Further questions regarding sorbate. How long will the inhibiting action last? Does it settle out and collect in the lees? Can a ferment be restarted after waiting a reasonable amount of time? After racking.
If sorbate has been added, and it is decided to get a higher abv, will adding sugar and a yeast starter do the trick?
This is strictly a hypothetical situation, you understand.
It is better if you start a new thread with your questions, but we will do it here since we are already here.
A reasonable amount of time??? That is very subjective. A month - it won't restart; a year - maybe, maybe not. After the sorbate has been present for 6 months, if one adds more yeast and some sugar, I'd bet it will start fermentation, but I can't say that for certain.
Sorbate works on the yeast that are present in the wine at the time it is added to the wine. Of course some of it can stay around for a longer time, even after several rackings. Some new yeast can always find their way into the wine at a later date.

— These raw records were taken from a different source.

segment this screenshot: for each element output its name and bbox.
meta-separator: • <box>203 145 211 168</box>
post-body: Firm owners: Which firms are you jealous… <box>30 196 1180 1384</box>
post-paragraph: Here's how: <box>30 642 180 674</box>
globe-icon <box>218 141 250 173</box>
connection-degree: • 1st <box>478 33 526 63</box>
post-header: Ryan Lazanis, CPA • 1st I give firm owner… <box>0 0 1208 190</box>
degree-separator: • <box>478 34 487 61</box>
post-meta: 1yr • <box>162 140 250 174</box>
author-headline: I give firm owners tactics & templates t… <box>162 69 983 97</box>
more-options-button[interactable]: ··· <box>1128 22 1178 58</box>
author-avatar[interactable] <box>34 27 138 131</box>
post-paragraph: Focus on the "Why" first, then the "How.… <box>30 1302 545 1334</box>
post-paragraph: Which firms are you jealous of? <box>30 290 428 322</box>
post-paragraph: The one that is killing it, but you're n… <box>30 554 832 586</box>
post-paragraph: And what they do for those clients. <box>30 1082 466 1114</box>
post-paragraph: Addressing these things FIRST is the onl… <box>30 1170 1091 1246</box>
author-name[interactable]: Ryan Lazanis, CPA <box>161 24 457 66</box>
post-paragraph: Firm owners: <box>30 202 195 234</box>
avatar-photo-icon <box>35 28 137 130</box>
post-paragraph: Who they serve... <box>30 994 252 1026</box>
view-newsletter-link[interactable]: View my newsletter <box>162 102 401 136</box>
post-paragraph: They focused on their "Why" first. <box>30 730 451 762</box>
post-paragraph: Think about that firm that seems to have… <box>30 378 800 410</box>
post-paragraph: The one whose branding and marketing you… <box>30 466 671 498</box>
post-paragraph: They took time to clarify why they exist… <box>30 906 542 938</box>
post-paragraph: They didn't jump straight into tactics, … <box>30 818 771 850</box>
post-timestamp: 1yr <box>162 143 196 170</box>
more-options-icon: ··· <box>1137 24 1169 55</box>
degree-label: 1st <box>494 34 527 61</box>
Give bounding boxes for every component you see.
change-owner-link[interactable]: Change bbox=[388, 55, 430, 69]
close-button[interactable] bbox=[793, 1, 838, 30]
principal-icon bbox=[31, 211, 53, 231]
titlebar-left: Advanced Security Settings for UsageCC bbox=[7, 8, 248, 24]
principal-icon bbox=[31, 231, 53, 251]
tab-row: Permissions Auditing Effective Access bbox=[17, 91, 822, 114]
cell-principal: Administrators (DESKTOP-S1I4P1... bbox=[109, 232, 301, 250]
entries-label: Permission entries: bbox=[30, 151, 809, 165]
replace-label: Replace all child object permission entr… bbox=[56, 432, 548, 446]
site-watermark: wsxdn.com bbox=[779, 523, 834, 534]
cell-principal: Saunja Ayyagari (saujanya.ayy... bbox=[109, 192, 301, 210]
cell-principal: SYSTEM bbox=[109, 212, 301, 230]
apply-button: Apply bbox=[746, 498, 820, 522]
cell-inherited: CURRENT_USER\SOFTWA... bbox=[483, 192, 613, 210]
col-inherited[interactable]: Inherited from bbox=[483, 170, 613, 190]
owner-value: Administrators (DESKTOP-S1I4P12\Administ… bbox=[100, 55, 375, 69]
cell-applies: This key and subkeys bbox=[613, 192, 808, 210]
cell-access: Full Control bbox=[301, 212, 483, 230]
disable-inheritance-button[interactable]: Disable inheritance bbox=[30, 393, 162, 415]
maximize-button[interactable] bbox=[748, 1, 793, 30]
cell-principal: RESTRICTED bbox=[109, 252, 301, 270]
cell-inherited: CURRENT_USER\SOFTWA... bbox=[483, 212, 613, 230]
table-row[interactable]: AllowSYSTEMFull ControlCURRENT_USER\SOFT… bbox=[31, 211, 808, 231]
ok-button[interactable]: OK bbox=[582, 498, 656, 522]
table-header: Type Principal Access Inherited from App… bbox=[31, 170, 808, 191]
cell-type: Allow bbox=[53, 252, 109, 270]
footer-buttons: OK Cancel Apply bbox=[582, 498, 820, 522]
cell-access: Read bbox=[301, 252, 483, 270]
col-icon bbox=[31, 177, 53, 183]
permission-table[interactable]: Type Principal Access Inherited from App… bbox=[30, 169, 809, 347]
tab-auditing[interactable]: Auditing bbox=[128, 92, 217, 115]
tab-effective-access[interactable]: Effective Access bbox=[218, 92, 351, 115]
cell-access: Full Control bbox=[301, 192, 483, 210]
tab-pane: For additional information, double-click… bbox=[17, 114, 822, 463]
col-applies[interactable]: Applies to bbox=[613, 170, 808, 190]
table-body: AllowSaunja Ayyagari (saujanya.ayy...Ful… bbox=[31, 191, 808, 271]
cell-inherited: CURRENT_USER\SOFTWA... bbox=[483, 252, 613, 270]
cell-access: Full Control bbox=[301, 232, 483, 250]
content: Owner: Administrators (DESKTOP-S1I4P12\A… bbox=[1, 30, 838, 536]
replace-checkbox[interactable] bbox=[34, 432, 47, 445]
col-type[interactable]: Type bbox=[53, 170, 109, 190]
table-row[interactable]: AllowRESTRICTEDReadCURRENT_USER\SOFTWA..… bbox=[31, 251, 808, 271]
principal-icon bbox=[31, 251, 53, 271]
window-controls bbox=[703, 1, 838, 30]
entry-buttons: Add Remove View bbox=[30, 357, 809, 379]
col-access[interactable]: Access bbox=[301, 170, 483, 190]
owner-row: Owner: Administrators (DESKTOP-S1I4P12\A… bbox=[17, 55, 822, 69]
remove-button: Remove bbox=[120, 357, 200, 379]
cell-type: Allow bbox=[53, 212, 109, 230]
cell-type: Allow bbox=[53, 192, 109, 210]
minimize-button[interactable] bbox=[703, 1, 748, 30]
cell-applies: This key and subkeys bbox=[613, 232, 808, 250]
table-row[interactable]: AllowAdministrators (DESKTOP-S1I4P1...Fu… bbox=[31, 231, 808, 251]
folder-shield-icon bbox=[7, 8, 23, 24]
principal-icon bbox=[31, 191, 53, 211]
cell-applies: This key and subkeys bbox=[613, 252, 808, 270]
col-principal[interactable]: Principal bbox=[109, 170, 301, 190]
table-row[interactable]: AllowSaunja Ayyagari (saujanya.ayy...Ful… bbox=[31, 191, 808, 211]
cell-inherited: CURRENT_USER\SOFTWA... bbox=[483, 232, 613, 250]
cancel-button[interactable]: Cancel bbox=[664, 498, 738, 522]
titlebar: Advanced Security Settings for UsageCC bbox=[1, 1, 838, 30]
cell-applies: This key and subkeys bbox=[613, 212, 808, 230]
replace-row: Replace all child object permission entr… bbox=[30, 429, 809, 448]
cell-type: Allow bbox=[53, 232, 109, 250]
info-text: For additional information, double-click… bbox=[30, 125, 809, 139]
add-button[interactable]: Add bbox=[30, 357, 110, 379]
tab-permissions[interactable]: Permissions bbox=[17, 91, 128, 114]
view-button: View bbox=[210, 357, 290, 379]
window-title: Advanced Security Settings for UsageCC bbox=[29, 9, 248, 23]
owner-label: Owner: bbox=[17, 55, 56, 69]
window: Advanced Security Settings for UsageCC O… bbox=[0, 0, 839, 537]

I think the whole idea is to add the sorbate, then back sweeten immediately after. if you don't want to back sweeten right away, don't add the sorbate until you do.
Since sorbate doesn't kill the yeast, but only renders them unable to multiply, it works pretty fast. Even after racking the wine several times, I would not expect one normally would ever add more sugar and expect fermentation to get started again. That is the whole idea of adding sorbate, so the wine is protected when back sweetening.
However, again I have to ask what "is a reasonable amount of time"? If one waits a very long time, what I say will not be true. The effects of any such wine chemical will wear off eventually. To get specifics, this is a question one should ask the company that packages the sorbate.